What are your favorite new materials? I mostly use old materials in new ways, but I also have become a heavy user of the barred sexi floss spanflex legs from MFC. These make nymphs look so damn good and they are also so durable and effective that I now incorporate them into most of my medium to large size nymphs, dries and flats flies. I also like the Rub a Dub dubbing that has rubber strips blended into nice rabbit dubbing. It makes for such an easy method to create extra movement, and has proven itself completely with my crane bomb and other caddis nymphs too. I do also like those new colors in the Lucent beads such as Dirty Olive and Coffee. The days of the bright gold bead are often limited in any given summer now, and they stop working for me usually by the end of June or early July.

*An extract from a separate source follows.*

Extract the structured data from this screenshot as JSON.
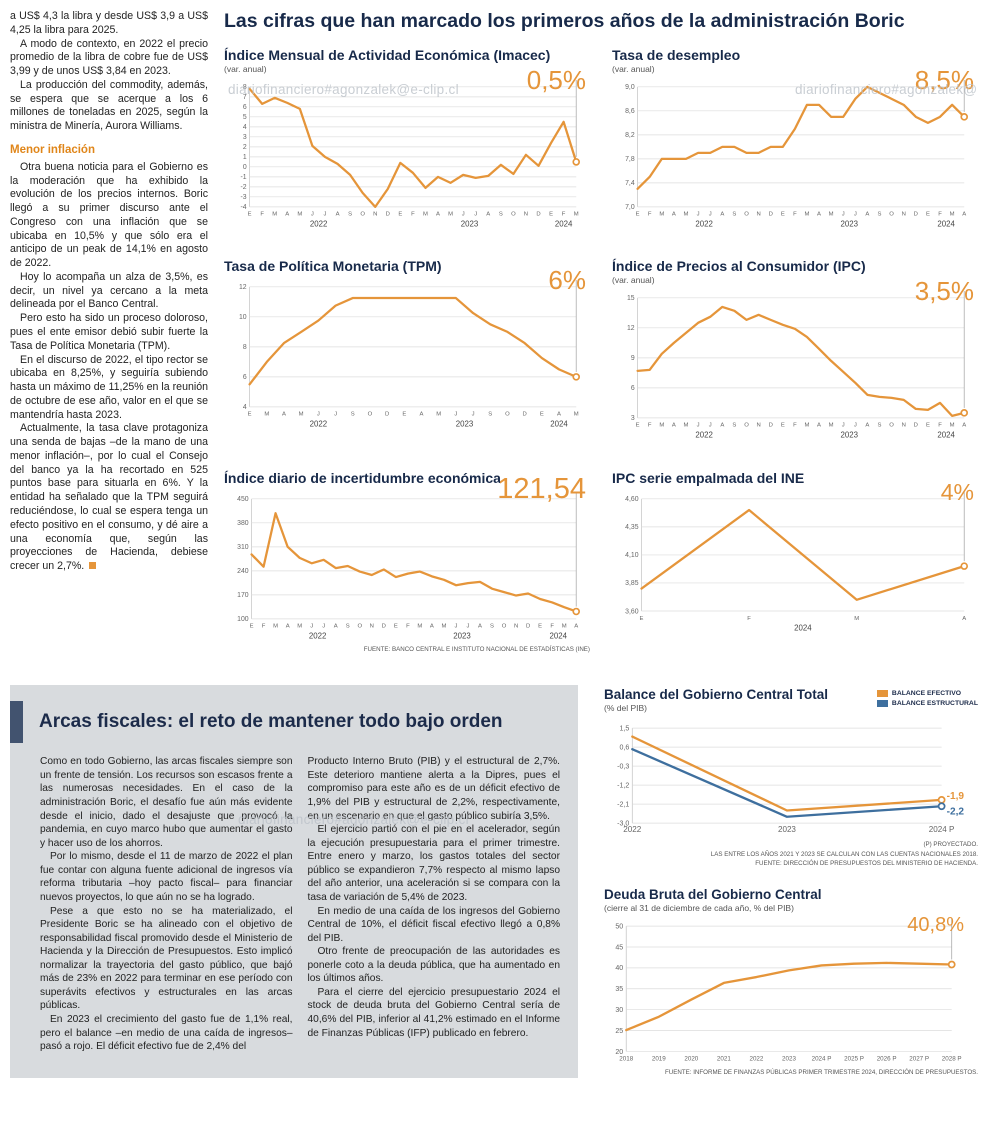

What is your favorite thread? I have thread in my kit from everybody, and actually I would also include MFC into that thread mix as their threads are terrific. I absolutely love the Veevus thread as it is so incredibly thin. Their thread along with every strong, small diameter thread creates such economy for those Colorado flies that really are more effective. “Thin to win” is an oft heard mantra for our tailwaters and smart fish. For the ocean, I like the Uni thread, and I always have some white, orange, pink, and chartreuse in the larger Uni sizes.
How many times do you whip finish? This one is funny and I think aimed at me because I still don’t know how to use a whip finishing tool. My friends are always making fun of me for this, and its just one of my eccentricities. This also comes from my upbringing and commercial tying at the shop that I grew up working for in Atlanta. The shop was and still is the Fish Hawk, and Gary Merriman showed me at age twelve how to do a whip finish by hand during the time that I was tying Tarpon, Trout, Bass and Bonefish flies for the shop. Its great to know how to do this for those larger flies, but a bit of a tricky deal when tying the smaller stuff for out here… saying there is bad knots and good glue! I actually don’t use much head cement and prefer super glue most of the time.
Final Thoughts: My best suggestion to other tiers whether they are creating their own patterns or just producing known recipes is to really think about the places that they fish right down to the layout of their favorite runs. Finessing the amount of weight or the color and profile of their flies is where some of the most substantial returns in tying lay. Someone once told me that what makes a good artist is looking at a great work underway, and knowing when to stop. Its a cliche, but less is more in tying.